23-year-old Nicholas Bell, a native of Manchester, wiped tears from his face as he answered to manslaughter charges stemming from the Thanksgiving Day shooting death of his close buddy. "It's an absolutely tragic day for everyone involved," said Bennington County State's Attorney Erica Marthage. "It certainly highlights the importance of gun safety."
Manchester Police say Bell and 24-year-old Jeffrey Charbonneau had spent the night at another friend's house. Bell called 911 for help, telling the dispatcher he tried to wake Charbonneau up Thursday morning using what he thought was a non-lethal pellet gun, but what was really a .22 caliber rifle aimed at Charbonneau's chest.

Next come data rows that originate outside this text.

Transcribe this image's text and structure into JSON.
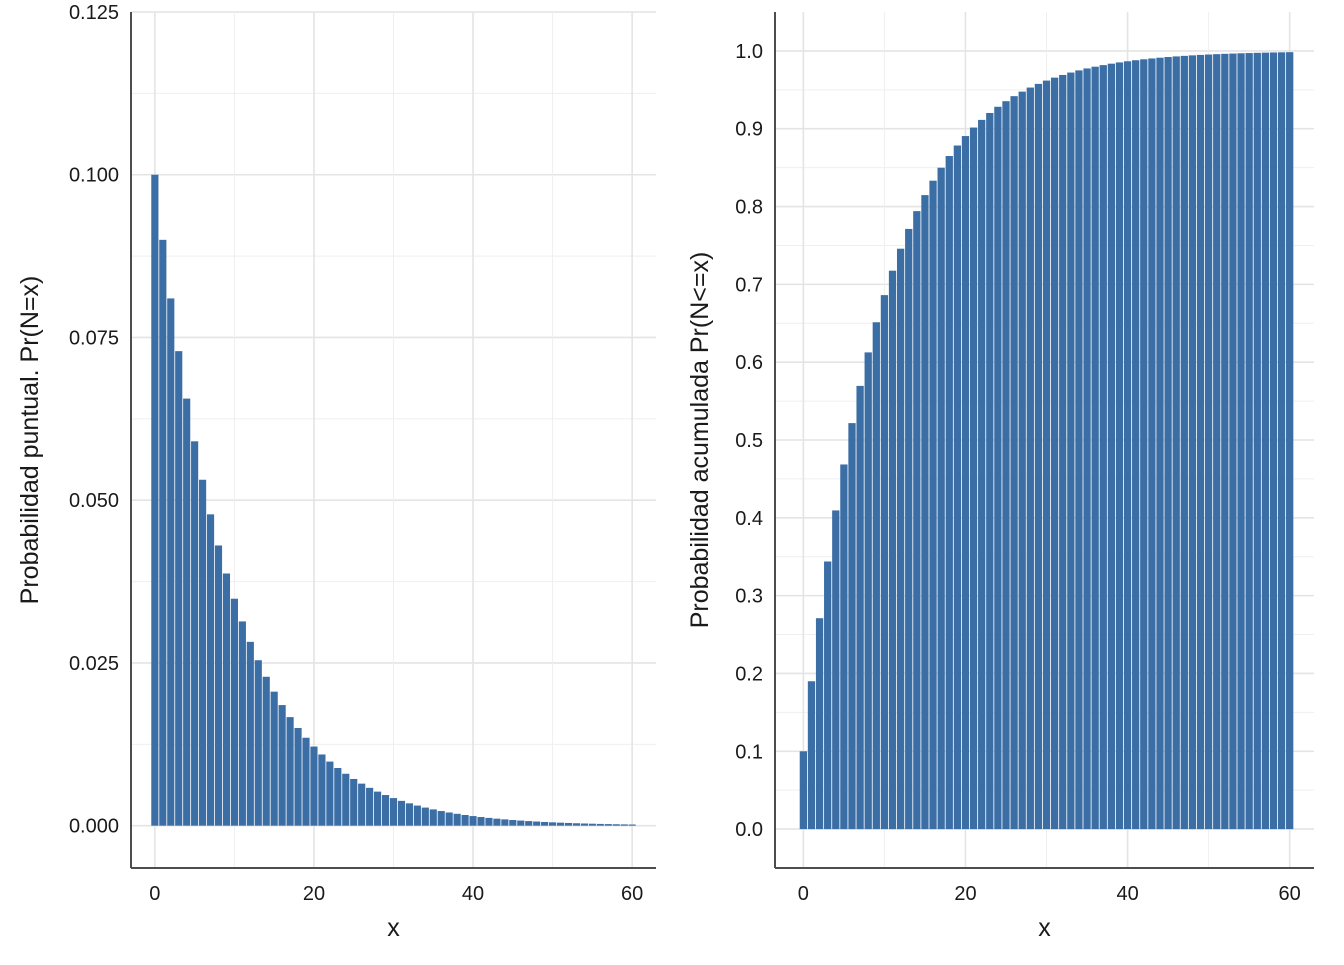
{
  "chart_data": [
    {
      "type": "bar",
      "xlabel": "x",
      "ylabel": "Probabilidad puntual. Pr(N=x)",
      "title": "",
      "xlim": [
        -3,
        63
      ],
      "ylim": [
        -0.0065,
        0.125
      ],
      "x_ticks": [
        0,
        20,
        40,
        60
      ],
      "x_tick_labels": [
        "0",
        "20",
        "40",
        "60"
      ],
      "y_ticks": [
        0,
        0.025,
        0.05,
        0.075,
        0.1,
        0.125
      ],
      "y_tick_labels": [
        "0.000",
        "0.025",
        "0.050",
        "0.075",
        "0.100",
        "0.125"
      ],
      "grid": true,
      "bar_color": "#3c6ea6",
      "x": [
        0,
        1,
        2,
        3,
        4,
        5,
        6,
        7,
        8,
        9,
        10,
        11,
        12,
        13,
        14,
        15,
        16,
        17,
        18,
        19,
        20,
        21,
        22,
        23,
        24,
        25,
        26,
        27,
        28,
        29,
        30,
        31,
        32,
        33,
        34,
        35,
        36,
        37,
        38,
        39,
        40,
        41,
        42,
        43,
        44,
        45,
        46,
        47,
        48,
        49,
        50,
        51,
        52,
        53,
        54,
        55,
        56,
        57,
        58,
        59,
        60
      ],
      "values": [
        0.1,
        0.09,
        0.081,
        0.0729,
        0.06561,
        0.059049,
        0.0531441,
        0.04782969,
        0.043046721,
        0.0387420489,
        0.03486784401,
        0.031381059609,
        0.0282429536481,
        0.02541865828329,
        0.022876792454961,
        0.0205891132094649,
        0.0185302018885184,
        0.0166771816996666,
        0.0150094635296999,
        0.0135085171767299,
        0.0121576654590569,
        0.0109418989131512,
        0.00984770902183612,
        0.00886293811965251,
        0.00797664430768726,
        0.00717897987691853,
        0.00646108188922668,
        0.00581497370030401,
        0.00523347633027361,
        0.00471012869724625,
        0.00423911582752162,
        0.00381520424476946,
        0.00343368382029252,
        0.00309031543826326,
        0.00278128389443694,
        0.00250315550499324,
        0.00225283995449392,
        0.00202755595904453,
        0.00182480036314008,
        0.00164232032682607,
        0.00147808829414346,
        0.00133027946472912,
        0.00119725151825621,
        0.00107752636643058,
        0.000969773729787526,
        0.000872796356808773,
        0.000785516721127896,
        0.000706965049015106,
        0.000636268544113596,
        0.000572641689702236,
        0.000515377520732012,
        0.000463839768658811,
        0.00041745579179293,
        0.000375710212613637,
        0.000338139191352273,
        0.000304325272217046,
        0.000273892744995341,
        0.000246503470495807,
        0.000221853123446226,
        0.000199667811101604,
        0.000179701029991443
      ]
    },
    {
      "type": "bar",
      "xlabel": "x",
      "ylabel": "Probabilidad acumulada Pr(N<=x)",
      "title": "",
      "xlim": [
        -3.5,
        63
      ],
      "ylim": [
        -0.05,
        1.05
      ],
      "x_ticks": [
        0,
        20,
        40,
        60
      ],
      "x_tick_labels": [
        "0",
        "20",
        "40",
        "60"
      ],
      "y_ticks": [
        0,
        0.1,
        0.2,
        0.3,
        0.4,
        0.5,
        0.6,
        0.7,
        0.8,
        0.9,
        1.0
      ],
      "y_tick_labels": [
        "0.0",
        "0.1",
        "0.2",
        "0.3",
        "0.4",
        "0.5",
        "0.6",
        "0.7",
        "0.8",
        "0.9",
        "1.0"
      ],
      "grid": true,
      "bar_color": "#3c6ea6",
      "x": [
        0,
        1,
        2,
        3,
        4,
        5,
        6,
        7,
        8,
        9,
        10,
        11,
        12,
        13,
        14,
        15,
        16,
        17,
        18,
        19,
        20,
        21,
        22,
        23,
        24,
        25,
        26,
        27,
        28,
        29,
        30,
        31,
        32,
        33,
        34,
        35,
        36,
        37,
        38,
        39,
        40,
        41,
        42,
        43,
        44,
        45,
        46,
        47,
        48,
        49,
        50,
        51,
        52,
        53,
        54,
        55,
        56,
        57,
        58,
        59,
        60
      ],
      "values": [
        0.1,
        0.19,
        0.271,
        0.3439,
        0.40951,
        0.468559,
        0.5217031,
        0.56953279,
        0.612579511,
        0.6513215599,
        0.68618940391,
        0.717570463519,
        0.7458134171671,
        0.77123207545039,
        0.794108867905351,
        0.814697981114816,
        0.833228183003334,
        0.849905364703001,
        0.864914828232701,
        0.878423345409431,
        0.890581010868488,
        0.901522909781639,
        0.911370618803475,
        0.920233556923128,
        0.928210201230815,
        0.935389181107734,
        0.94185026299696,
        0.947665236697264,
        0.952898713027538,
        0.957608841724784,
        0.961847957552306,
        0.965663161797075,
        0.969096845617368,
        0.972187161055631,
        0.974968444950068,
        0.977471600455061,
        0.979724440409555,
        0.9817519963686,
        0.98357679673174,
        0.985219117058566,
        0.986697205352709,
        0.98802748481744,
        0.989224736335696,
        0.990302262702126,
        0.991272036431914,
        0.992144832788722,
        0.99293034950985,
        0.993637314558865,
        0.994273583102978,
        0.994846224792681,
        0.995361602313413,
        0.995825442082071,
        0.996242897873864,
        0.996618608086478,
        0.99695674727783,
        0.997261072550047,
        0.997534965295042,
        0.997781468765538,
        0.998003321888984,
        0.998202989700086,
        0.998382690730077
      ]
    }
  ]
}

"It was just on the wall in his little brother's room," Bell said in 911 transcripts included in court records. "I thought it was an Air Soft gun or something, and the next thing I knew, it fired, I squeezed it and it fired. I didn't think it was loaded. I had no idea."
"We filled the courthouse because he's our dear friend," explained Victoria Kraft of Dorset.

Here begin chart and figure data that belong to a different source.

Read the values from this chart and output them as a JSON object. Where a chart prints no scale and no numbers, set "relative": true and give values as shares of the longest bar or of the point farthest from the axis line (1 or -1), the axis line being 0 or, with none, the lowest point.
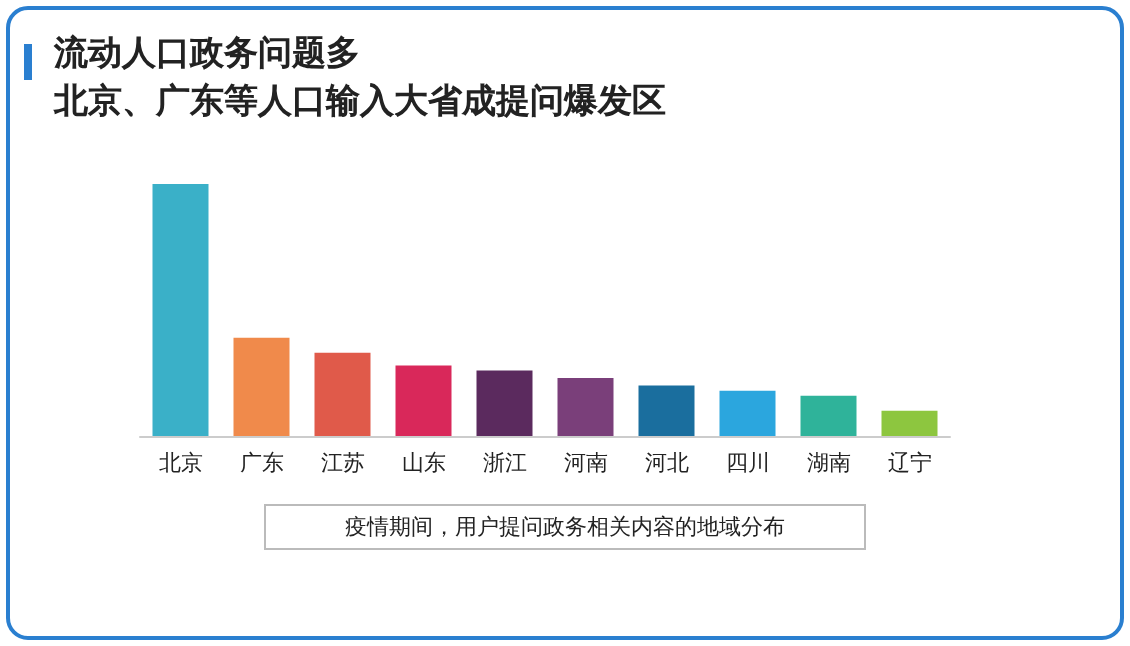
{
  "chart_data": {
    "type": "bar",
    "title": "流动人口政务问题多",
    "subtitle": "北京、广东等人口输入大省成提问爆发区",
    "relative": true,
    "categories": [
      "北京",
      "广东",
      "江苏",
      "山东",
      "浙江",
      "河南",
      "河北",
      "四川",
      "湖南",
      "辽宁"
    ],
    "values": [
      1,
      0.39,
      0.33,
      0.28,
      0.26,
      0.23,
      0.2,
      0.18,
      0.16,
      0.1
    ],
    "colors": [
      "#3ab0c8",
      "#f08a4b",
      "#e05a4a",
      "#d9285a",
      "#5b2a5e",
      "#7a3f7a",
      "#1a6e9e",
      "#2ba6de",
      "#2fb39a",
      "#8dc63f"
    ],
    "annotations": [
      "疫情期间，用户提问政务相关内容的地域分布"
    ]
  }
}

Kraft was one of more than 3-dozen friends and relatives supporting both Bell and the man he's charged with fatally shooting. "We want [Nick Bell] to know he can honor Jeff for his whole life, just like we all will do," Kraft said.

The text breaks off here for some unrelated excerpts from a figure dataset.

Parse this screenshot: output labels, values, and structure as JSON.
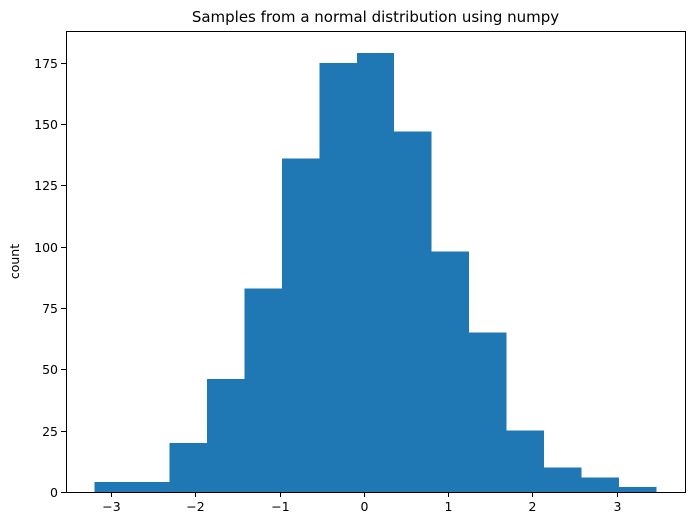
{
  "chart_data": {
    "type": "bar",
    "title": "Samples from a normal distribution using numpy",
    "xlabel": "",
    "ylabel": "count",
    "bin_edges": [
      -3.2,
      -2.755,
      -2.31,
      -1.865,
      -1.42,
      -0.975,
      -0.53,
      -0.085,
      0.36,
      0.805,
      1.25,
      1.695,
      2.14,
      2.585,
      3.03,
      3.475
    ],
    "values": [
      4,
      4,
      20,
      46,
      83,
      136,
      175,
      179,
      147,
      98,
      65,
      25,
      10,
      6,
      2
    ],
    "xlim": [
      -3.537,
      3.812
    ],
    "ylim": [
      0,
      188
    ],
    "xticks": [
      -3,
      -2,
      -1,
      0,
      1,
      2,
      3
    ],
    "xtick_labels": [
      "−3",
      "−2",
      "−1",
      "0",
      "1",
      "2",
      "3"
    ],
    "yticks": [
      0,
      25,
      50,
      75,
      100,
      125,
      150,
      175
    ],
    "ytick_labels": [
      "0",
      "25",
      "50",
      "75",
      "100",
      "125",
      "150",
      "175"
    ],
    "bar_color": "#1f77b4",
    "grid": false,
    "legend": "none"
  }
}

Bell pled not guilty to the charges that could bring a 1-to-15 year prison sentence. Prosecutors say Charbonneau's death was an accident, but one that demands punishment. "It's difficult to imagine this would be considered an appropriate prank in any home in Vermont," Marthage said.
Police and prosecutors are not sure whether Bell was drunk at the time of the shooting, but he told investigators the men went out to a restaurant and bar the night before.
High school classmates of both Charbonneau and Bell call the apparent mixup a heartbreaking blow to their tight circle of friends. The group gathered in the courtroom remembers Charbonneau as an avid traveler, a UVM economics grad, and a high school hockey and soccer player. Members of the group said they'll miss Charbonneau dearly, but added Bell is no villain.
"We've just known him all of our lives, and just know what an awesome, wonderful individual he is," said Calley Schubert of Manchester. "And we're just here to show our support and our love and back him up in these really difficult times for everybody."
"I hope it's a very large lesson learned to our community at large as to what can happen when we're not careful," Kraft said.
Nick Bell's father posted $25,000 bail. Under the conditions of Bell's release, he'll have a curfew, is not to have contact with the Charbonneaus, and is not to handle any guns.